Figure 6. Upregulation of autophagy by overexpression of ATG7 and BECN1 sensitizes cultured cortical neurons against kainate-hypoxia treatment. (A and B) Representative immunoblots and corresponding quantifications showing that lentiviral transduction of (A) ATG7-myc and (B) BECN1-myc strongly increase expression of ATG7 (430 ± 32%) and BECN1 (220 ± 20%) compared with control vector transduced neurons. Values are mean ± SEM, Wilcoxon test. n = 4 independent experiments. (C) The very strong overexpression of ATG7 enhances the autophagic process induced 3 h after KaHx as demonstrated by an increase in LC3-II (control vector KaHx: 139 ± 3%, ATG7-myc KaHx: 189 ± 15%, Kruskal-Wallis test, n = 6 independent experiments) and by a reduction of SQSTM1 (control vector KaHx: 83 ± 1%, ATG7-myc KaHx: 65 ± 5%, Welch ANOVA, n = 5 independent experiments). (D) The 2-fold increase in BECN1 expression significantly increases the level of LC3-II (control vector KaHx: 134 ± 2%, BECN1-myc KaHx: 156 ± 7%, Welch ANOVA, n = 4 independent experiments) and decreases the level of SQSTM1 (control vector KaHx: 81 ± 2%, BECN1-myc KaHx: 72 ± 5%, Kruskal-Wallis test, n = 6 independent experiments) 3 h after KaHx. Values for (C and D) are mean ± SEM expressed as a percentage of control (ct)-stimulated neurons transduced with control vector. (E and F) Neurons transduced with ATG7-myc and BECN1-myc expression vectors are more sensitive to KaHx than control vector-transduced neurons as is demonstrated by a significantly increased number of PI-positive nuclei 3 h after the treatment (for ATG7: control vector: 2.6 ± 0.6%, ATG7-myc: 2.5 ± 1.1%, control vector KaHx: 43.3 ± 2.8%, ATG7-myc KaHx: 59.1 ± 3.3%, Steel-Dwass test; for BECN1: control vector: 2.6 ± 0.6%, BECN1-myc: 3.2 ± 1.2%, control vector KaHx: 43.3 ± 2.8%, BECN1-myc KaHx: 56.8 ± 5.4%, Tukey-Kramer test). Values are mean ± SEM expressed as a percentage of all nuclei (Hoechst-stained). n = 4 independent experiments. *P < 0.05, **P < 0.01, ***P < 0.001.

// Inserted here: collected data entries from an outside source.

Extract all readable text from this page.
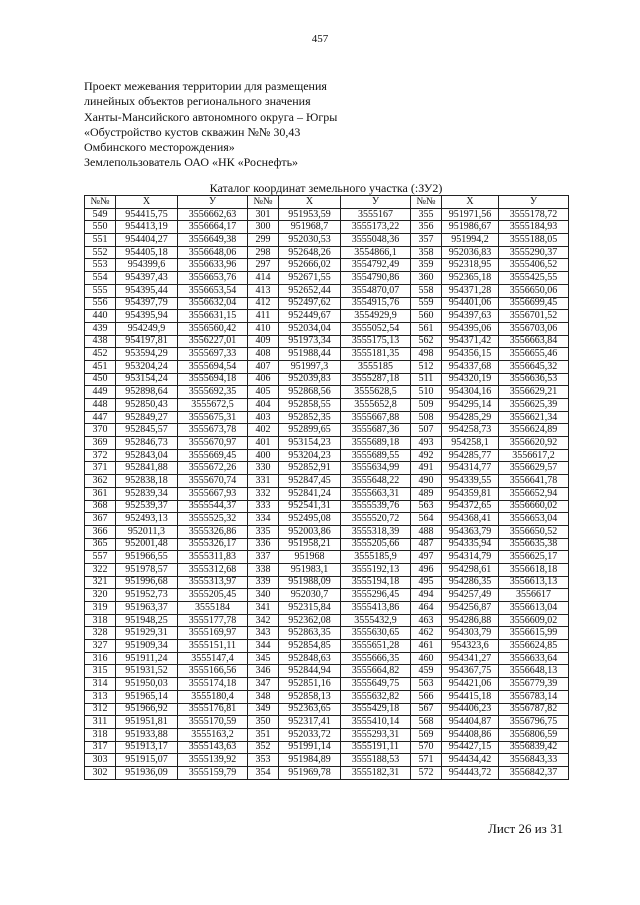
457
Проект межевания территории для размещения
линейных объектов регионального значения
Ханты-Мансийского автономного округа – Югры
«Обустройство кустов скважин №№ 30,43
Омбинского месторождения»
Землепользователь ОАО «НК «Роснефть»
Каталог координат земельного участка (:ЗУ2)
№№	X	У	№№	X	У	№№	X	У
549	954415,75	3556662,63	301	951953,59	3555167	355	951971,56	3555178,72
550	954413,19	3556664,17	300	951968,7	3555173,22	356	951986,67	3555184,93
551	954404,27	3556649,38	299	952030,53	3555048,36	357	951994,2	3555188,05
552	954405,18	3556648,06	298	952648,26	3554866,1	358	952036,83	3555290,37
553	954399,6	3556633,96	297	952666,02	3554792,49	359	952318,95	3555406,52
554	954397,43	3556653,76	414	952671,55	3554790,86	360	952365,18	3555425,55
555	954395,44	3556653,54	413	952652,44	3554870,07	558	954371,28	3556650,06
556	954397,79	3556632,04	412	952497,62	3554915,76	559	954401,06	3556699,45
440	954395,94	3556631,15	411	952449,67	3554929,9	560	954397,63	3556701,52
439	954249,9	3556560,42	410	952034,04	3555052,54	561	954395,06	3556703,06
438	954197,81	3556227,01	409	951973,34	3555175,13	562	954371,42	3556663,84
452	953594,29	3555697,33	408	951988,44	3555181,35	498	954356,15	3556655,46
451	953204,24	3555694,54	407	951997,3	3555185	512	954337,68	3556645,32
450	953154,24	3555694,18	406	952039,83	3555287,18	511	954320,19	3556636,53
449	952898,64	3555692,35	405	952868,56	3555628,5	510	954304,16	3556629,21
448	952850,43	3555672,5	404	952858,55	3555652,8	509	954295,14	3556625,39
447	952849,27	3555675,31	403	952852,35	3555667,88	508	954285,29	3556621,34
370	952845,57	3555673,78	402	952899,65	3555687,36	507	954258,73	3556624,89
369	952846,73	3555670,97	401	953154,23	3555689,18	493	954258,1	3556620,92
372	952843,04	3555669,45	400	953204,23	3555689,55	492	954285,77	3556617,2
371	952841,88	3555672,26	330	952852,91	3555634,99	491	954314,77	3556629,57
362	952838,18	3555670,74	331	952847,45	3555648,22	490	954339,55	3556641,78
361	952839,34	3555667,93	332	952841,24	3555663,31	489	954359,81	3556652,94
368	952539,37	3555544,37	333	952541,31	3555539,76	563	954372,65	3556660,02
367	952493,13	3555525,32	334	952495,08	3555520,72	564	954368,41	3556653,04
366	952011,3	3555326,86	335	952003,86	3555318,39	488	954363,79	3556650,52
365	952001,48	3555326,17	336	951958,21	3555205,66	487	954335,94	3556635,38
557	951966,55	3555311,83	337	951968	3555185,9	497	954314,79	3556625,17
322	951978,57	3555312,68	338	951983,1	3555192,13	496	954298,61	3556618,18
321	951996,68	3555313,97	339	951988,09	3555194,18	495	954286,35	3556613,13
320	951952,73	3555205,45	340	952030,7	3555296,45	494	954257,49	3556617
319	951963,37	3555184	341	952315,84	3555413,86	464	954256,87	3556613,04
318	951948,25	3555177,78	342	952362,08	3555432,9	463	954286,88	3556609,02
328	951929,31	3555169,97	343	952863,35	3555630,65	462	954303,79	3556615,99
327	951909,34	3555151,11	344	952854,85	3555651,28	461	954323,6	3556624,85
316	951911,24	3555147,4	345	952848,63	3555666,35	460	954341,27	3556633,64
315	951931,52	3555166,56	346	952844,94	3555664,82	459	954367,75	3556648,13
314	951950,03	3555174,18	347	952851,16	3555649,75	563	954421,06	3556779,39
313	951965,14	3555180,4	348	952858,13	3555632,82	566	954415,18	3556783,14
312	951966,92	3555176,81	349	952363,65	3555429,18	567	954406,23	3556787,82
311	951951,81	3555170,59	350	952317,41	3555410,14	568	954404,87	3556796,75
318	951933,88	3555163,2	351	952033,72	3555293,31	569	954408,86	3556806,59
317	951913,17	3555143,63	352	951991,14	3555191,11	570	954427,15	3556839,42
303	951915,07	3555139,92	353	951984,89	3555188,53	571	954434,42	3556843,33
302	951936,09	3555159,79	354	951969,78	3555182,31	572	954443,72	3556842,37
Лист 26 из 31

Figure 7. Neuronal autophagy is enhanced in the striatum after neonatal cerebral hypoxia-ischemia. Cerebral hypoxia-ischemia (HI) increased the presence of neuronal autophagosomes in the striatum of 7-d old rats 24 h after HI as shown by (A) a higher level of LC3-II in immunoblots (sh: 100 ± 0%, 6 h: 121 ± 8%, n = 7 rats, 24 h: 166 ± 13%, n = 12 rats, Tukey-Kramer test) and (B) by strong punctate LC3-immunolabeling (arrows) in RBFOX3-positive neurons compared with sham-operated animals (sh). Scale bar: 20 µm. (C) Quantification of SQSTM1 expression level by immunoblot shows that neonatal HI induces SQSTM1 degradation (sh: 100 ± 4%, 24 h: 60 ± 7%, n = 8 rats, Welch ANOVA). Values are expressed as a percentage of sham-operated controls. (D) Neonatal cerebral HI increases β-hexosaminidase staining at 24 h compared with sham operated animals. Scale bar: 10 µm.

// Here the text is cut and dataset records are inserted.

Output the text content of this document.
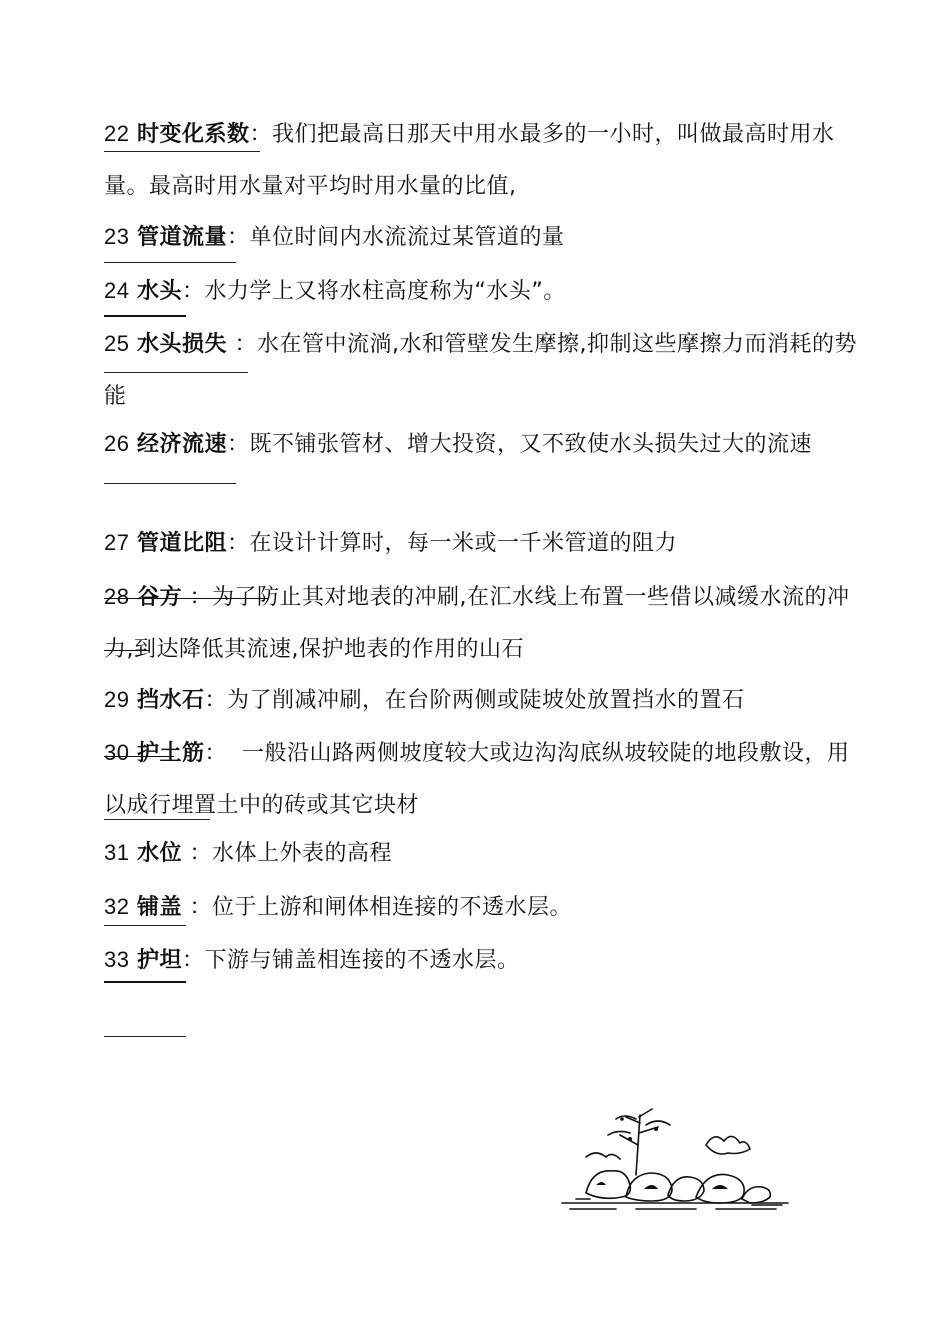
22 时变化系数：我们把最高日那天中用水最多的一小时，叫做最高时用水量。最高时用水量对平均时用水量的比值,
23 管道流量：单位时间内水流流过某管道的量
24 水头：水力学上又将水柱高度称为“水头”。
25 水头损失 ：水在管中流淌,水和管壁发生摩擦,抑制这些摩擦力而消耗的势能
26 经济流速：既不铺张管材、增大投资，又不致使水头损失过大的流速
27 管道比阻：在设计计算时，每一米或一千米管道的阻力
28 谷方 ：为了防止其对地表的冲刷,在汇水线上布置一些借以减缓水流的冲力,到达降低其流速,保护地表的作用的山石
29 挡水石：为了削减冲刷，在台阶两侧或陡坡处放置挡水的置石
30 护土筋：  一般沿山路两侧坡度较大或边沟沟底纵坡较陡的地段敷设，用以成行埋置土中的砖或其它块材
31 水位 ：水体上外表的高程
32 铺盖 ：位于上游和闸体相连接的不透水层。
33 护坦：下游与铺盖相连接的不透水层。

Figure 8. Inhibition of autophagy by lentiviral vectors expressing shRNA targeting Becn1 reduces brain damage following neonatal cerebral hypoxia-ischemia. (A) Representative immunoblot and corresponding quantification showing that lentiviral injections mediating Becn1 downregulation decreased BECN1 expression levels by 30% compared with control lentiviral vector injections (control vector: 100 ± 7%, Becn1 shRNA: 72 ± 10%), Welch ANOVA, n = 4 rats). When subjected to HI, animals injected with shRNA against Becn1 present (B) a reduced induction of LC3-II expression 24 h after the insult (control vector: 100 ± 10, Becn1 shRNA: 56 ± 12%, Welch ANOVA, n = 6 rats) and a decreased SQSTM1 degradation (control vector: 100 ± 4, Becn1 shRNA: 112 ± 3%, Welch ANOVA, n = 8 rats). (C) Rat pups with striatal injection of Becn1 shRNA show a higher percentage of “intact striatum,” meaning surviving or noninfarcted striatum, than do those with control vector-injection (control vector: 18 ± 2%, n = 15; Becn1 shRNA: 49 ± 7%, n = 12, Welch ANOVA). Values are mean ± SEM *P < 0.05, **P < 0.01. Scale bar: 1 mm.